The headings translate this feeling into design, with the use of a serif font indicating maturity and elegance, and their overlaid placement over the empty, white space and images accentuate this duality as presented in the above-the-fold image. They’re traditional but not rigidly conventional. This is a well-conceived, strongly-branded newsletter.
Actionable insights: This is a great blend of content and design, and the content doesn’t even have to be creative, but effective. By creating an overall engaging layout, the products themselves pop-out; the white space allows customers to see the products clearly, and on mobile, an area to click on.
Newsletter sample #5: Station F’s exuberant originality
Station F Anniversary Newsletter
Why it works: As Station F, the (in)famous French startup incubator, states: “What the F*ck?!” Celebrating their first year, Station F has created a very… explosive email: bright colours, fabulous visuals (pink flamingo!), some gifs here and some emojis there to spice up this eleganza… this newsletter grabs your attention, doesn’t let it go, and incites curiosity. What kind of hijinks are they up to for their one-year anniversary? After making such a loud newsletter, they better deliver. These are techniques that you can use to shine the brightest in that inbox filled with other emails.
Actionable insights:Use .GIFS. Be interactive with your design, and be creative with your CTAs. Use colours to incite interest whether consciously or…subconsciously.
Newsletter example #6: The rich media of this DMA Awards-shortlisted Blue Planet II email newsletter
Why it works: This Blue Planet II rich media newsletter by Action Rocket, a UK-based email marketing creative agency, has been recently shortlisted for the DMA Awards 2018, and it’s clear why: it contains dynamic design elements that interact really well with each other. For one, it does not shy away from scrollability and even includes it as an integral element. Above-the-fold, a lone walrus greets you above a sheet of ice, barely surviving from the dangers lurking down below.
Then, the arrows pointing downwards encourage you to dive deeper into the email. What you find as you go down is a series of interesting animal facts, with some nice moving background to boot, until you finally reach the Challenger deep – the deepest place on Earth. It is an incredible journey as they state in the copy.

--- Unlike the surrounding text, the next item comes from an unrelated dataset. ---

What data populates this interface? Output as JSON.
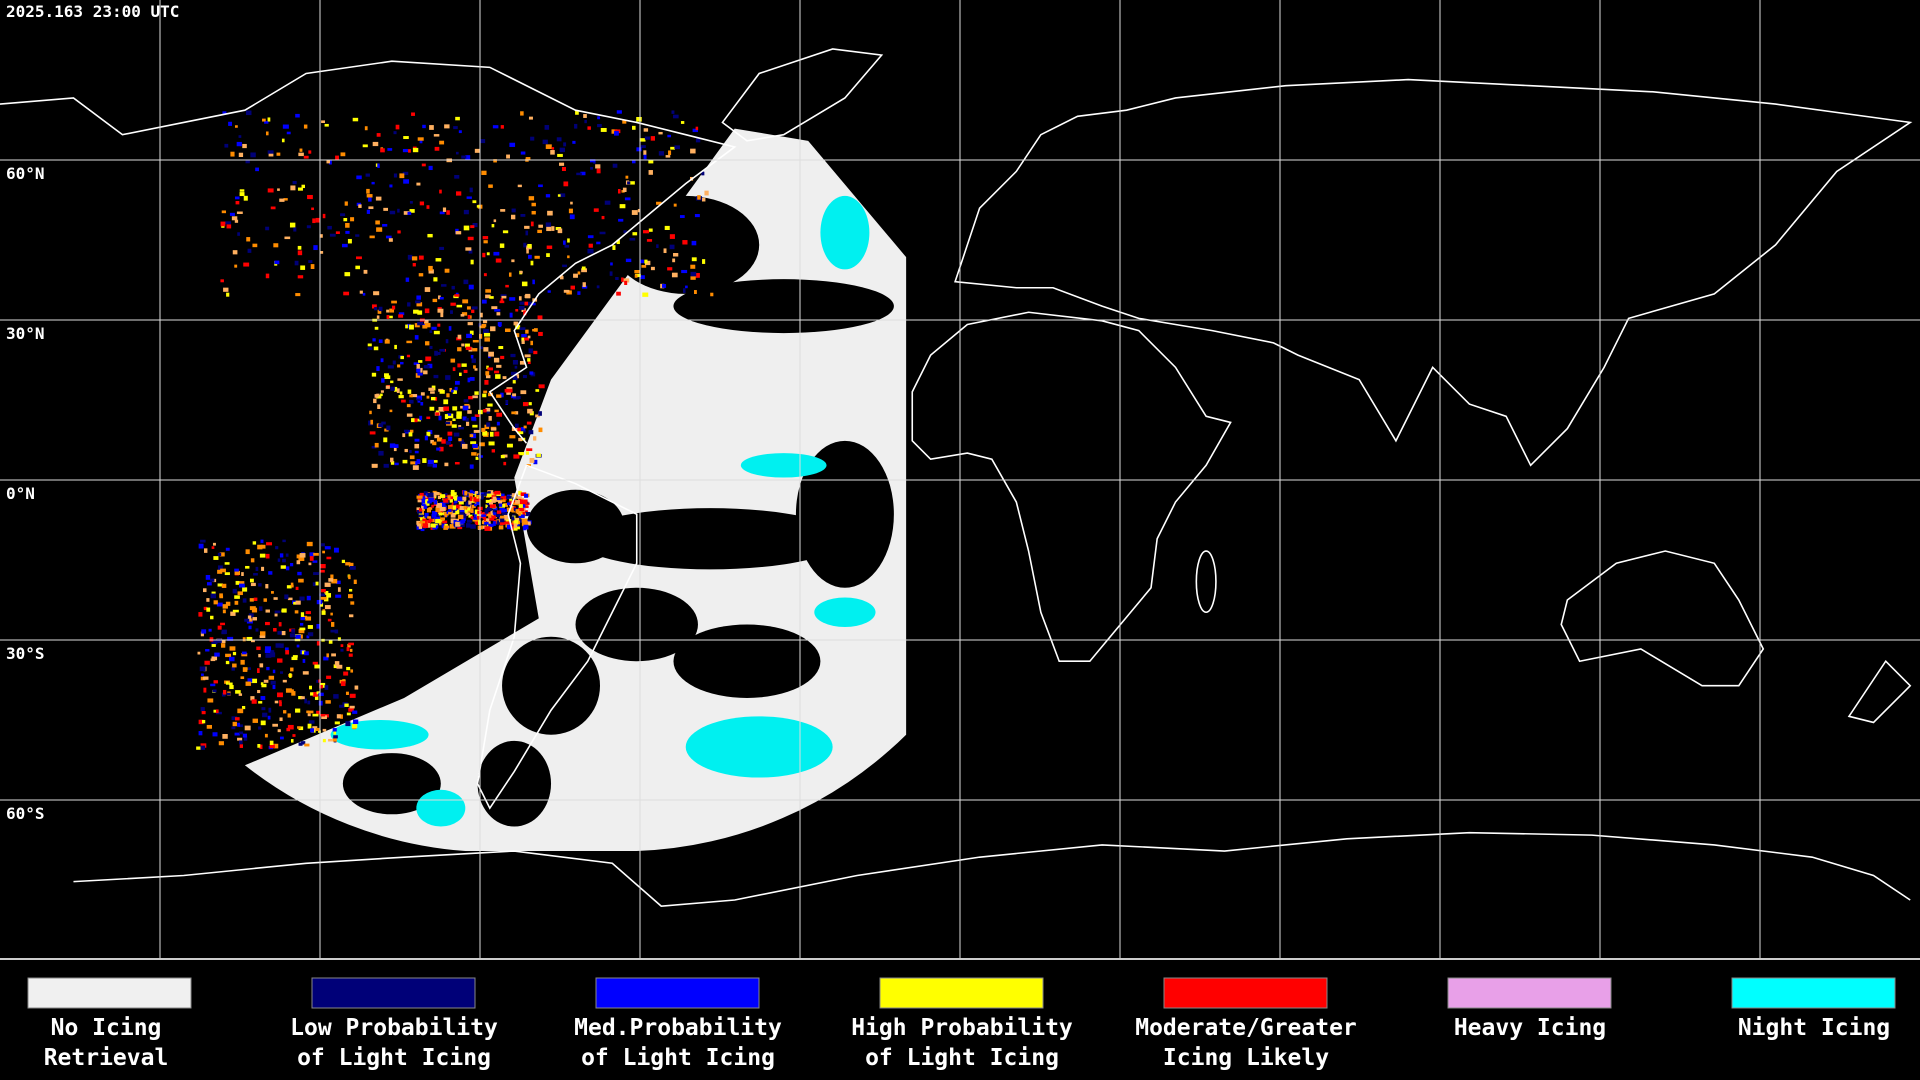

The email shows that, too. For an email with such a simple message (i.e they’re marketing the show), the email is already deeply interesting.

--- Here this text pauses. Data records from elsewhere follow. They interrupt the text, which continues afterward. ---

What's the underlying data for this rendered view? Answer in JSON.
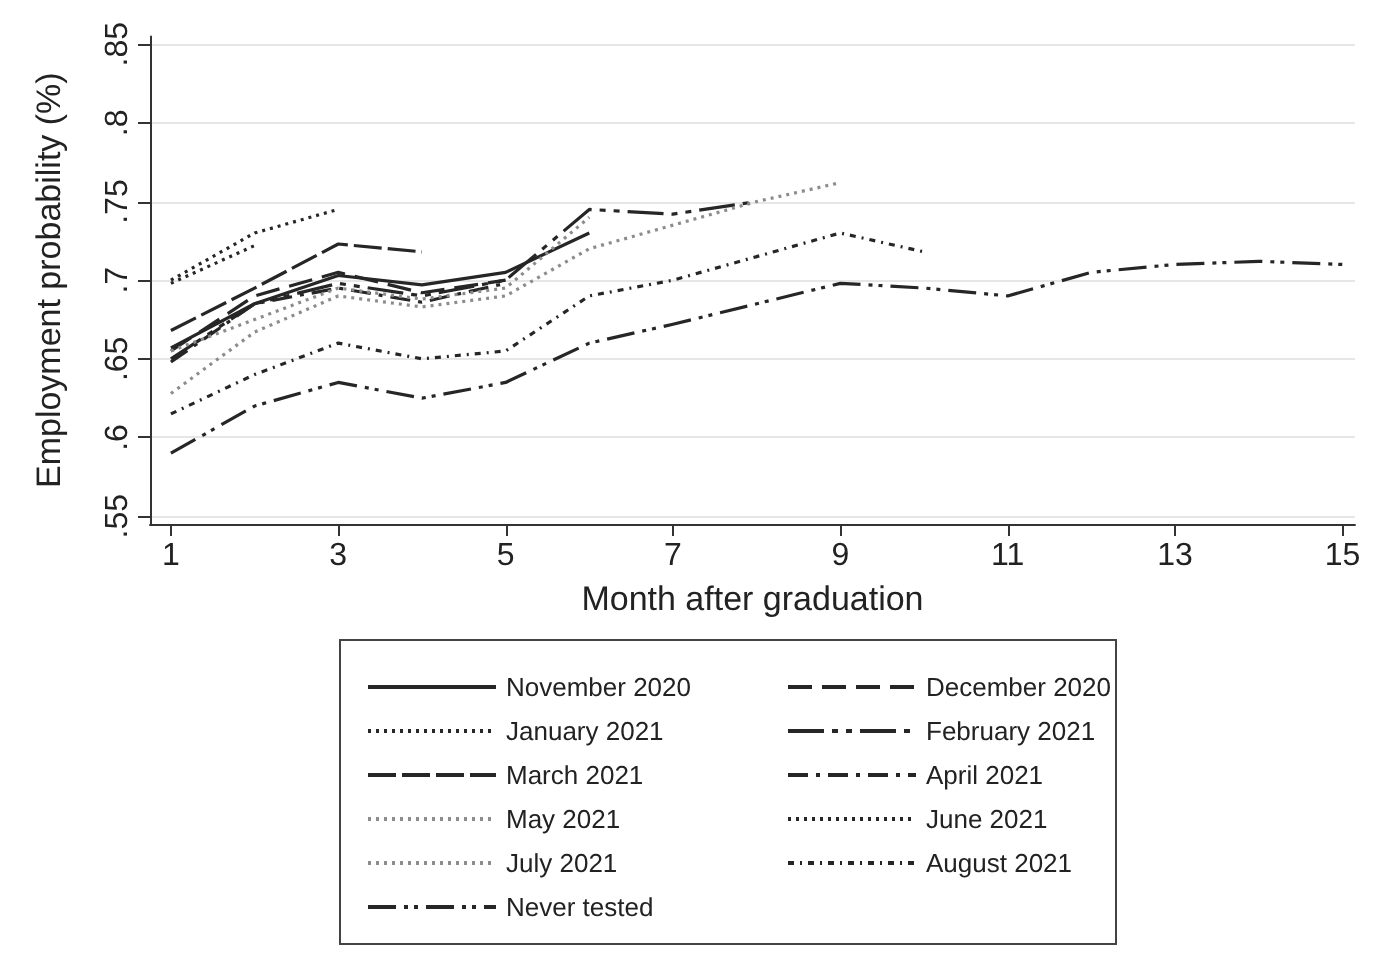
{
  "chart_data": {
    "type": "line",
    "xlabel": "Month after graduation",
    "ylabel": "Employment probability (%)",
    "xlim": [
      0.75,
      15.15
    ],
    "xticks": [
      1,
      3,
      5,
      7,
      9,
      11,
      13,
      15
    ],
    "ylim": [
      0.545,
      0.855
    ],
    "yticks": [
      {
        "value": 0.55,
        "label": ".55"
      },
      {
        "value": 0.6,
        "label": ".6"
      },
      {
        "value": 0.65,
        "label": ".65"
      },
      {
        "value": 0.7,
        "label": ".7"
      },
      {
        "value": 0.75,
        "label": ".75"
      },
      {
        "value": 0.8,
        "label": ".8"
      },
      {
        "value": 0.85,
        "label": ".85"
      }
    ],
    "grid": "y",
    "legend": "bottom",
    "marker": "none",
    "series": [
      {
        "name": "November 2020",
        "color": "#262626",
        "line_style": "solid",
        "x": [
          1,
          2,
          3,
          4,
          5,
          6
        ],
        "values": [
          0.657,
          0.685,
          0.703,
          0.697,
          0.705,
          0.73
        ]
      },
      {
        "name": "December 2020",
        "color": "#262626",
        "line_style": "dashed",
        "x": [
          1,
          2,
          3,
          4,
          5
        ],
        "values": [
          0.655,
          0.69,
          0.705,
          0.692,
          0.7
        ]
      },
      {
        "name": "January 2021",
        "color": "#262626",
        "line_style": "dotted",
        "x": [
          1,
          2,
          3
        ],
        "values": [
          0.7,
          0.73,
          0.745
        ]
      },
      {
        "name": "February 2021",
        "color": "#262626",
        "line_style": "dashed",
        "x": [
          1,
          2,
          3,
          4,
          5,
          6,
          7,
          8
        ],
        "values": [
          0.65,
          0.685,
          0.698,
          0.69,
          0.7,
          0.745,
          0.742,
          0.75
        ]
      },
      {
        "name": "March 2021",
        "color": "#262626",
        "line_style": "dashed",
        "x": [
          1,
          2,
          3,
          4
        ],
        "values": [
          0.668,
          0.695,
          0.723,
          0.718
        ]
      },
      {
        "name": "April 2021",
        "color": "#262626",
        "line_style": "dashed",
        "x": [
          1,
          2,
          3,
          4,
          5
        ],
        "values": [
          0.648,
          0.685,
          0.695,
          0.686,
          0.698
        ]
      },
      {
        "name": "May 2021",
        "color": "#8c8c8c",
        "line_style": "dotted",
        "x": [
          1,
          2,
          3,
          4,
          5,
          6,
          7,
          8,
          9
        ],
        "values": [
          0.628,
          0.667,
          0.69,
          0.683,
          0.69,
          0.72,
          0.735,
          0.75,
          0.762
        ]
      },
      {
        "name": "June 2021",
        "color": "#262626",
        "line_style": "dotted",
        "x": [
          1,
          2
        ],
        "values": [
          0.698,
          0.722
        ]
      },
      {
        "name": "July 2021",
        "color": "#8c8c8c",
        "line_style": "dotted",
        "x": [
          1,
          2,
          3,
          4,
          5,
          6
        ],
        "values": [
          0.655,
          0.675,
          0.695,
          0.688,
          0.695,
          0.74
        ]
      },
      {
        "name": "August 2021",
        "color": "#262626",
        "line_style": "dashed",
        "x": [
          1,
          2,
          3,
          4,
          5,
          6,
          7,
          8,
          9,
          10
        ],
        "values": [
          0.615,
          0.64,
          0.66,
          0.65,
          0.655,
          0.69,
          0.7,
          0.715,
          0.73,
          0.718
        ]
      },
      {
        "name": "Never tested",
        "color": "#262626",
        "line_style": "dashed",
        "x": [
          1,
          2,
          3,
          4,
          5,
          6,
          7,
          8,
          9,
          10,
          11,
          12,
          13,
          14,
          15
        ],
        "values": [
          0.59,
          0.62,
          0.635,
          0.625,
          0.635,
          0.66,
          0.672,
          0.685,
          0.698,
          0.695,
          0.69,
          0.705,
          0.71,
          0.712,
          0.71
        ]
      }
    ]
  }
}
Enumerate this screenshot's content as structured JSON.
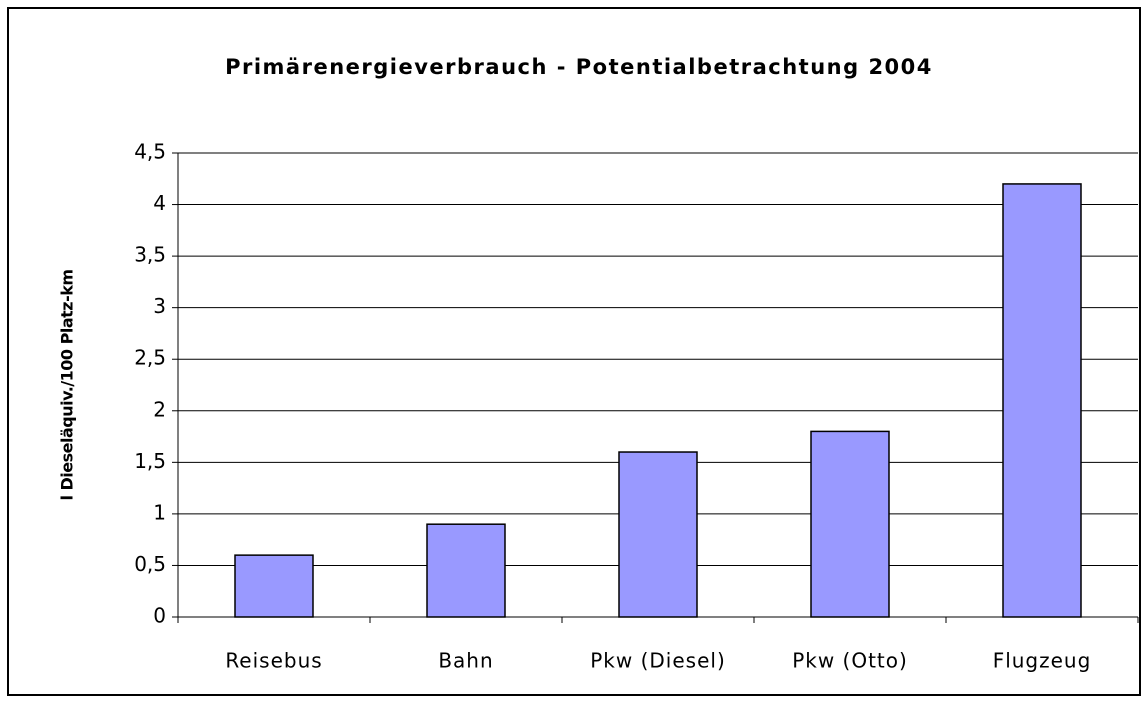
{
  "chart_data": {
    "type": "bar",
    "title": "Primärenergieverbrauch - Potentialbetrachtung 2004",
    "y_label": "l Dieseläquiv./100 Platz-km",
    "categories": [
      "Reisebus",
      "Bahn",
      "Pkw (Diesel)",
      "Pkw (Otto)",
      "Flugzeug"
    ],
    "values": [
      0.6,
      0.9,
      1.6,
      1.8,
      4.2
    ],
    "color": "#9999ff",
    "ylim": [
      0,
      4.5
    ],
    "yticks": [
      0,
      {
        "value": 0.5,
        "label": "0,5"
      },
      1,
      {
        "value": 1.5,
        "label": "1,5"
      },
      2,
      {
        "value": 2.5,
        "label": "2,5"
      },
      3,
      {
        "value": 3.5,
        "label": "3,5"
      },
      4,
      {
        "value": 4.5,
        "label": "4,5"
      }
    ],
    "grid": true
  }
}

Actionable insights: All the previous letters and this have in common – an overarching narrative effectively conveyed by content and design. When your emails have a singular marketing focus (here, it’s the show’s time and date), you can create content that creates buzz around that product.Notice that this time around there are no clear CTAs above-the-fold. Rather than stealing the spotlight, the CTAs at the end create more interest around this show and its content. In your emails, you should also focus on the hierarchy of importance as done here. A marketing copy with links and CTAs arranged haphazardly can be confusing, after all.
Blue Planet II Announcement Email
I’m sure we missed many awesome emails, and with each passing day brands are continuing to innovate on their email design, copy, and optimization. What are you going to do innovate your emails this year?